En s’exclamant « sous la présence de Seyidina Ousmane Sonko Salalahou Aleyhi Wa Salam », Maïmouna Dièye a commis un impair majeur. Selon les préceptes de l’islam, cette invocation, réservée au Prophète Mohammad (paix et bénédiction sur lui), ne peut être utilisée pour aucune autre personnalité, fussent-elles influentes ou respectées. En franchissant cette ligne rouge, elle a attribué à Ousmane Sonko un statut quasi-divin, ce qui a immédiatement choqué l’assistance et provoqué une réaction visible chez le leader de Pastef.

Cette maladresse soulève une question cruciale : jusqu’où peut-on aller dans la sacralisation des figures politiques sans tomber dans l’idolâtrie ? Un débat qui dépasse largement le cadre de ce meeting et qui interroge la frontière entre respect et vénération, surtout dans un pays où la religion occupe une place centrale dans la vie publique.

Ousmane Sonko recadre Maïmouna Dièye sur le champ

Conscient de la gravité de la situation, Ousmane Sonko a immédiatement réagi pour désamorcer la polémique. En reconnaissant l’affection de ses partisans, il a tenu à rappeler une limite absolue : cette invocation ne peut être attribuée à aucune créature, si respectée soit-elle. « Je n’ai jamais atteint ce niveau, et je ne l’atteindrai jamais », a-t-il affirmé, clarifiant ainsi sa position et évitant que cette maladresse ne soit exploitée par ses adversaires politiques.

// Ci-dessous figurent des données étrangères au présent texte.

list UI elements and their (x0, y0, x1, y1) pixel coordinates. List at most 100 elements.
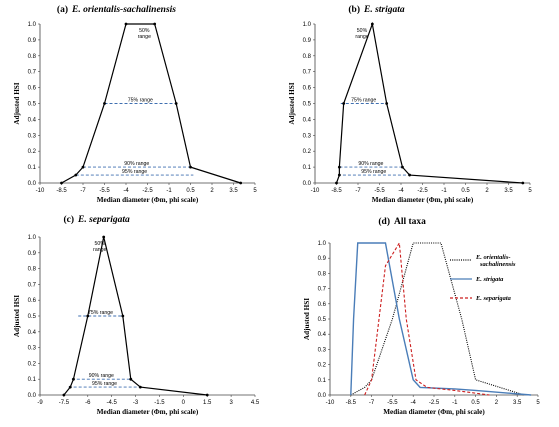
hsi-point (74, 173, 78, 177)
x-axis-label: Median diameter (Φm, phi scale) (372, 196, 474, 204)
y-tick-label: 0.9 (28, 38, 37, 44)
panel-title: E. orientalis-sachalinensis (71, 5, 176, 15)
x-tick-label: 1.5 (203, 400, 212, 406)
x-tick-label: -1 (452, 400, 458, 406)
y-tick-label: 0.1 (28, 165, 37, 171)
x-tick-label: 5 (528, 188, 532, 194)
x-tick-label: 2 (210, 188, 214, 194)
x-axis-label: Median diameter (Φm, phi scale) (383, 408, 485, 416)
panel-b-chart: (b) E. strigata 0.0 0.1 0.2 0.3 0.4 0.5 0.6 0.7 0.… (288, 4, 532, 204)
y-tick-label: 0.2 (28, 361, 37, 367)
hsi-point (129, 377, 133, 381)
y-tick-label: 0.2 (28, 149, 37, 155)
y-tick-label: 0.6 (28, 86, 37, 92)
y-tick-label: 0.0 (28, 181, 37, 187)
y-tick-label: 0.0 (28, 393, 37, 399)
x-tick-label: 3.5 (513, 400, 522, 406)
panel-d-chart: (d) All taxa 0.0 0.1 0.2 0.3 0.4 0.5 0.6 0.7 0.8 0.… (303, 216, 540, 416)
x-tick-label: -1 (441, 188, 447, 194)
y-tick-label: 0.8 (28, 54, 37, 60)
y-tick-label: 0.3 (28, 133, 37, 139)
y-tick-label: 0.3 (303, 133, 312, 139)
range-label: 95% range (361, 169, 386, 175)
range-label: range (93, 247, 106, 253)
legend-label: E. separigata (475, 295, 512, 302)
legend-label-line: E. orientalis- (475, 254, 510, 261)
panel-c-chart: (c) E. separigata 0.0 0.1 0.2 0.3 0.4 0.5 0.6 0.7… (13, 214, 260, 416)
y-tick-label: 0.6 (318, 302, 327, 308)
x-axis-label: Median diameter (Φm, phi scale) (97, 408, 199, 416)
hsi-point (68, 385, 72, 389)
panel-a-chart: (a) E. orientalis-sachalinensis 0.0 0.1 0.2 0… (13, 4, 257, 204)
hsi-point (408, 173, 411, 177)
range-label: 90% range (358, 161, 383, 167)
y-tick-label: 0.3 (28, 346, 37, 352)
x-tick-label: -1 (166, 188, 172, 194)
legend-label-line: sachalinensis (479, 261, 516, 268)
y-tick-label: 0.8 (28, 267, 37, 273)
hsi-point (102, 235, 106, 239)
hsi-point (205, 393, 209, 397)
range-label: range (138, 34, 151, 40)
x-tick-label: -3 (133, 400, 139, 406)
x-tick-label: 4.5 (251, 400, 260, 406)
y-tick-label: 0.6 (28, 298, 37, 304)
y-tick-label: 1.0 (28, 22, 37, 28)
x-tick-label: -4 (123, 188, 129, 194)
x-tick-label: -2.5 (142, 188, 153, 194)
x-tick-label: -10 (311, 188, 320, 194)
x-tick-label: -7 (355, 188, 361, 194)
x-tick-label: -1.5 (154, 400, 165, 406)
hsi-point (153, 22, 157, 26)
x-tick-label: -4 (411, 400, 417, 406)
x-tick-label: 2 (485, 188, 489, 194)
range-label: 90% range (124, 161, 149, 167)
hsi-point (81, 165, 85, 169)
y-tick-label: 0.7 (303, 70, 312, 76)
panel-title: E. strigata (363, 5, 405, 15)
y-tick-label: 0.2 (318, 363, 327, 369)
y-axis-label: Adjusted HSI (13, 82, 21, 124)
hsi-point (138, 385, 142, 389)
x-tick-label: -8.5 (331, 188, 342, 194)
y-tick-label: 0.1 (28, 377, 37, 383)
x-tick-label: 5 (536, 400, 540, 406)
y-tick-label: 0.5 (28, 314, 37, 320)
y-tick-label: 0.5 (318, 317, 327, 323)
hsi-point (72, 377, 75, 381)
panel-title: All taxa (394, 217, 426, 227)
series-line-2 (364, 241, 490, 396)
hsi-point (189, 165, 192, 169)
range-label: 50% (95, 241, 106, 247)
x-tick-label: 0.5 (471, 400, 480, 406)
y-tick-label: 0.4 (28, 330, 37, 336)
y-tick-label: 0.3 (318, 347, 327, 353)
x-tick-label: 3.5 (229, 188, 238, 194)
y-tick-label: 0.9 (28, 251, 37, 257)
range-label: 50% (139, 28, 150, 34)
hsi-point (60, 181, 63, 185)
panel-label: (a) (57, 4, 68, 15)
range-label: 75% range (351, 98, 376, 104)
hsi-point (103, 102, 106, 105)
y-tick-label: 0.9 (303, 38, 312, 44)
y-tick-label: 0.1 (318, 378, 327, 384)
y-tick-label: 0.8 (303, 54, 312, 60)
y-tick-label: 0.4 (303, 117, 312, 123)
x-tick-label: -8.5 (56, 188, 67, 194)
x-tick-label: 0.5 (186, 188, 195, 194)
y-tick-label: 0.1 (303, 165, 312, 171)
series-line-1 (350, 242, 532, 396)
x-tick-label: -4.5 (106, 400, 117, 406)
hsi-point (337, 165, 341, 169)
x-tick-label: 3.5 (504, 188, 513, 194)
range-label: 75% range (88, 310, 113, 316)
x-tick-label: -2.5 (429, 400, 440, 406)
range-label: range (355, 34, 368, 40)
range-label: 75% range (128, 98, 153, 104)
y-tick-label: 0.0 (318, 393, 327, 399)
x-tick-label: -5.5 (374, 188, 385, 194)
y-tick-label: 1.0 (28, 235, 37, 241)
x-tick-label: 0 (182, 400, 186, 406)
legend-label: E. orientalis-sachalinensis (475, 254, 516, 268)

Cette réaction rapide illustre la sensibilité du sujet au Sénégal, où les questions religieuses sont prises très au sérieux. Dans un contexte politique où les discours publics doivent respecter scrupuleusement les repères spirituels, un tel dérapage peut rapidement devenir une arme contre ceux qui le commettent. Ousmane Sonko a ainsi choisi de couper court à toute polémique en rappelant les règles de base du respect religieux, tout en maintenant la proximité avec ses partisans.